I need to eat too. I think about nothing else. I am such a simpleton. I have impure thoughts of my teeth in the soft flesh of her wrist as I take her as my own. A love bite. I will bite her where I was bitten. It will be so poetic when we are in love.

It seems I am starving myself for her. If only she could see what she is doing to me. I am disappearing, rotting, fermenting in the sun that watches me forever but is forever out of reach. I am making myself ugly for you, Juliet. Only ever for you.

I walk around the building. I push at the fat ceder doors and rattle the bars across the windows like a prisoner trying to break in. My mind slips under door. It knows the inkblot grains in the polished timber floors of the lobby. It climbs the six hundred and thirty six stairs to her door. It has laughed on her sofa and lain on her bed (What a bed! Plain. Shameless. A place of business). It has taught her about impressionist art and romantic poetry. It has heard stories of her childhood under the folds of a blanket of Minneapolis snow.

And every time I will look at her I will be amazed by her beauty. Beauty is so rare since the outbreak. I know she is smart too: the way she sneaked home in the dead of night so no-one could see her beauty. No-one but me. What a brain she must have encased in that fishbowl.

Sometimes I worry that she won’t love me back. I worry that what I plan to do is sexual abuse. If only she knew the agony she caused me every day just by living. Is that not sexual abuse itself?

She is so beautiful.

Tonight I am watching her window and imagining her waving to me. Her waves are slow and rhythmic and completely erotic. She doesn’t blow me kisses like a cheap whore. Just a gentle smile as she plays with her hair until suddenly there is a flash of torchlight across the glass. She is coming to me, my love. The beam of light descends to the fifth floor, then the fourth. I hurry across the empty street. I have rehearsed this so many times. I have seen her open the door and fall into my outstretched arms.

I stand behind the door and listen to her untangle the chains on the other side. All that keeps us apart is six inches of dead wood. I listen to the short shallow drags of her breath and allow them to fill my chest until with a sudden sing-song scream the door opens an inch, then another inch and I can see her short chipped fingernails curl around the ceder. And then her breasts appear and her hair and her smooth round skull encasing that perfect brain. It is even more perfect for its little bumps and flaws, because it is the soil that sprouts her perfect hair, because it is right in front of me.

She turns. She sees me. What does she see? I can see the blood pulsing over her temples. I need to say something.

“Brains,” I say.

I have never been good at first impressions and this is especially poor. She screams. Oh that beautiful voice, like a siren song it paralyses me and suddenly she is running across the street. Her footsteps tread where once my own had been, waiting. And I can’t do anything but watch as she morphs once more into darkness.

My love has just gone out for a little while. She will return. This is her house after all and she has nowhere else to go.

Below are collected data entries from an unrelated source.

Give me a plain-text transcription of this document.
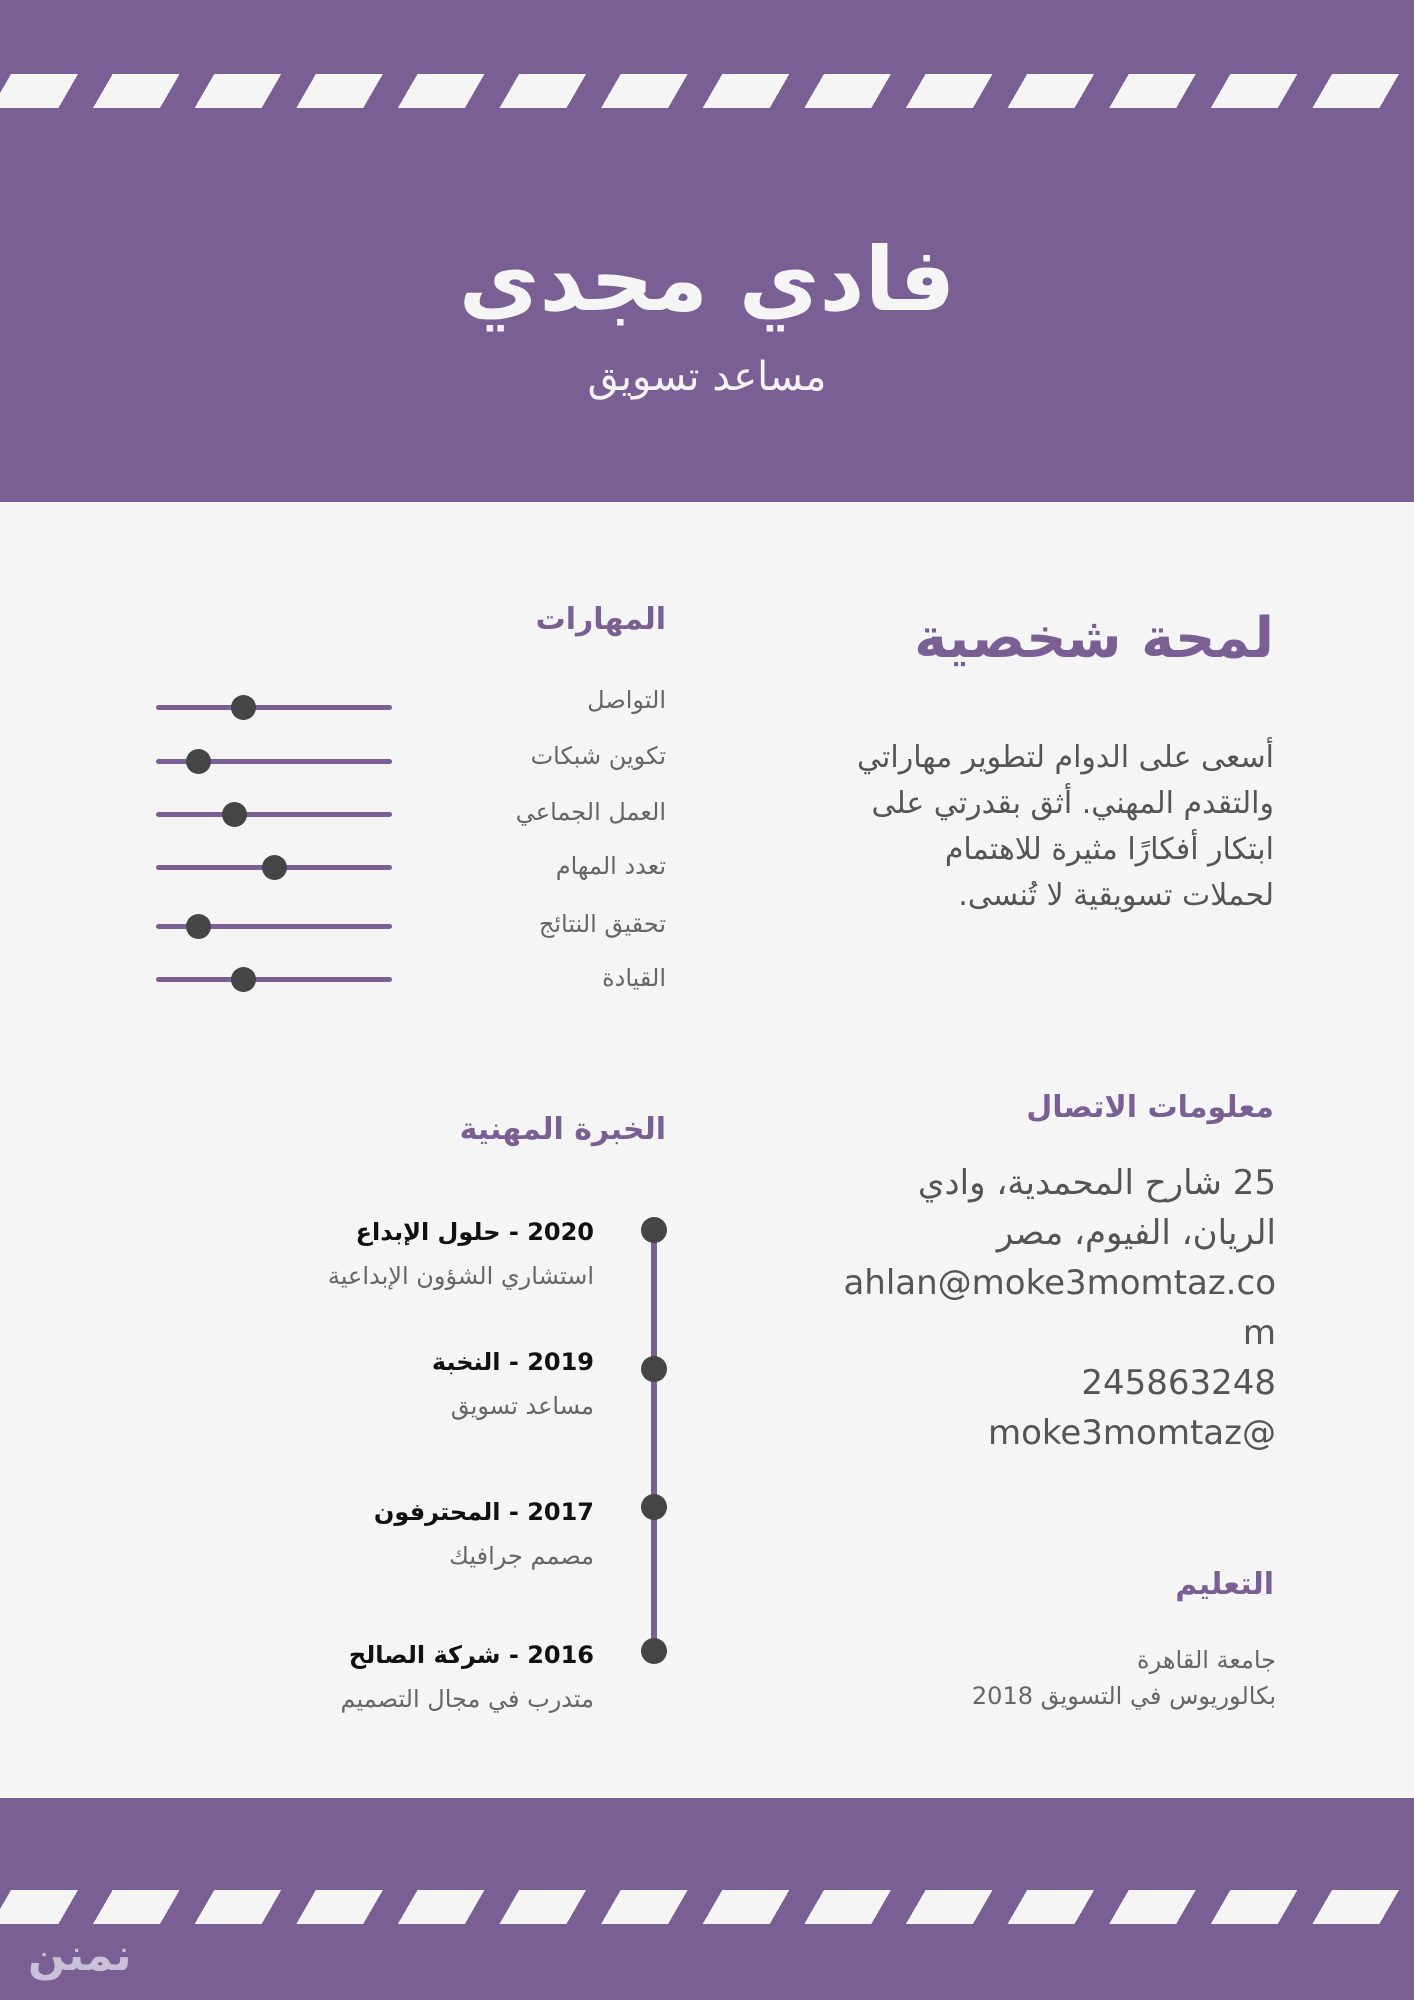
فادي مجدي
مساعد تسويق
لمحة شخصية
أسعى على الدوام لتطوير مهاراتي
والتقدم المهني. أثق بقدرتي على
ابتكار أفكارًا مثيرة للاهتمام
لحملات تسويقية لا تُنسى.
المهارات
التواصل
تكوين شبكات
العمل الجماعي
تعدد المهام
تحقيق النتائج
القيادة
معلومات الاتصال
25 شارح المحمدية، وادي
الريان، الفيوم، مصر
ahlan@moke3momtaz.com
245863248
moke3momtaz@
الخبرة المهنية
2020 - حلول الإبداع
استشاري الشؤون الإبداعية
2019 - النخبة
مساعد تسويق
2017 - المحترفون
مصمم جرافيك
2016 - شركة الصالح
متدرب في مجال التصميم
التعليم
جامعة القاهرة
بكالوريوس في التسويق 2018
نمنن
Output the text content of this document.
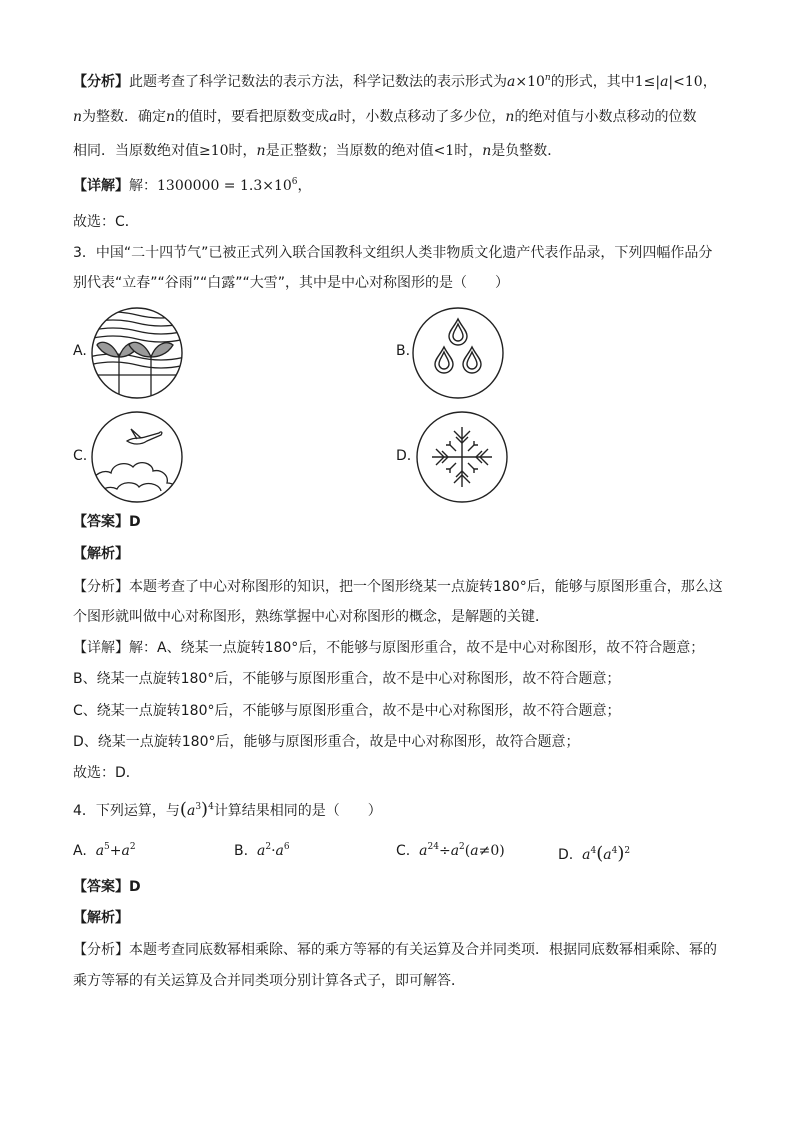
【分析】此题考查了科学记数法的表示方法，科学记数法的表示形式为$a\times 10^n$的形式，其中1≤|a|<10，
n为整数．确定n的值时，要看把原数变成a时，小数点移动了多少位，n的绝对值与小数点移动的位数
相同．当原数绝对值≥10时，n是正整数；当原数的绝对值<1时，n是负整数．
【详解】解：$1300000 = 1.3\times 10^6$，
故选：C．
3．中国“二十四节气”已被正式列入联合国教科文组织人类非物质文化遗产代表作品录，下列四幅作品分
别代表“立春”“谷雨”“白露”“大雪”，其中是中心对称图形的是（　　）
A.	B.
C.	D.
【答案】D
【解析】
【分析】本题考查了中心对称图形的知识，把一个图形绕某一点旋转180°后，能够与原图形重合，那么这
个图形就叫做中心对称图形，熟练掌握中心对称图形的概念，是解题的关键．
【详解】解：A、绕某一点旋转180°后，不能够与原图形重合，故不是中心对称图形，故不符合题意；
B、绕某一点旋转180°后，不能够与原图形重合，故不是中心对称图形，故不符合题意；
C、绕某一点旋转180°后，不能够与原图形重合，故不是中心对称图形，故不符合题意；
D、绕某一点旋转180°后，能够与原图形重合，故是中心对称图形，故符合题意；
故选：D．
4．下列运算，与$(a^3)^4$计算结果相同的是（　　）
A. $a^5+a^2$	B. $a^2\cdot a^6$	C. $a^{24}\div a^2(a\ne 0)$	D. $a^4(a^4)^2$
【答案】D
【解析】
【分析】本题考查同底数幂相乘除、幂的乘方等幂的有关运算及合并同类项．根据同底数幂相乘除、幂的
乘方等幂的有关运算及合并同类项分别计算各式子，即可解答．
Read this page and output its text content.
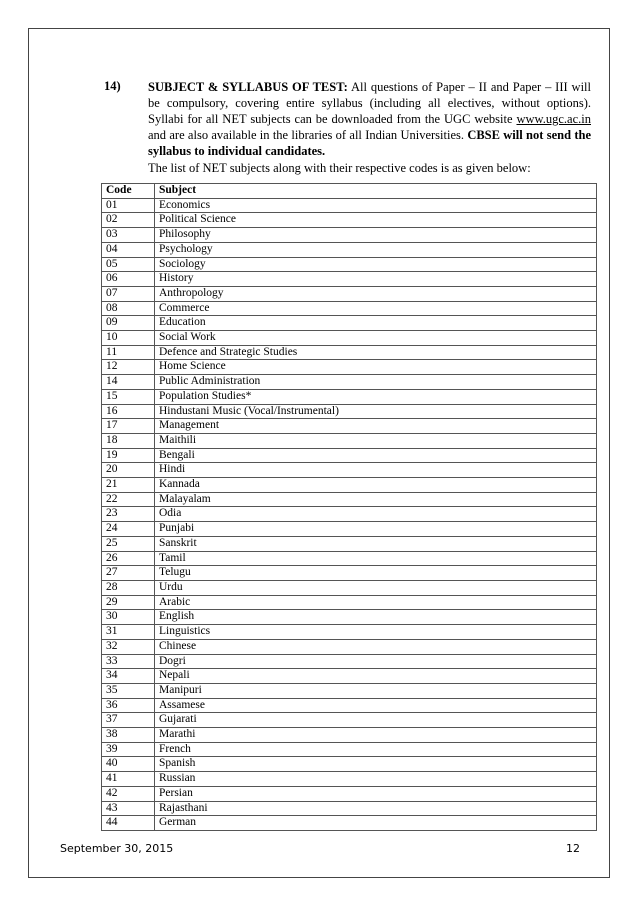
14) SUBJECT & SYLLABUS OF TEST: All questions of Paper – II and Paper – III will be compulsory, covering entire syllabus (including all electives, without options). Syllabi for all NET subjects can be downloaded from the UGC website www.ugc.ac.in and are also available in the libraries of all Indian Universities. CBSE will not send the syllabus to individual candidates.
The list of NET subjects along with their respective codes is as given below:
Code	Subject
01	Economics
02	Political Science
03	Philosophy
04	Psychology
05	Sociology
06	History
07	Anthropology
08	Commerce
09	Education
10	Social Work
11	Defence and Strategic Studies
12	Home Science
14	Public Administration
15	Population Studies*
16	Hindustani Music (Vocal/Instrumental)
17	Management
18	Maithili
19	Bengali
20	Hindi
21	Kannada
22	Malayalam
23	Odia
24	Punjabi
25	Sanskrit
26	Tamil
27	Telugu
28	Urdu
29	Arabic
30	English
31	Linguistics
32	Chinese
33	Dogri
34	Nepali
35	Manipuri
36	Assamese
37	Gujarati
38	Marathi
39	French
40	Spanish
41	Russian
42	Persian
43	Rajasthani
44	German
September 30, 2015	12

The lobby is not as I imagined. It is carpeted and soulless and filled with cheap and spiteful chairs. I count seven hundred and fifty six stairs to her filthy Ikea apartment. Food wrappers are strewn like seaweed around a yellowing mattress on the living room floor. There is no art or even wallpaper. But then I remember her beauty. And that hair, forever falling, waiting to be caught. It crosses my mind that maybe I am only in love with her beauty, that once I have her I will lose interest. I don’t care. I will do anything to stop feeling this way.

So I sit on her mattress and wait for her to come home.

When the sun finally rises I feel completely alone.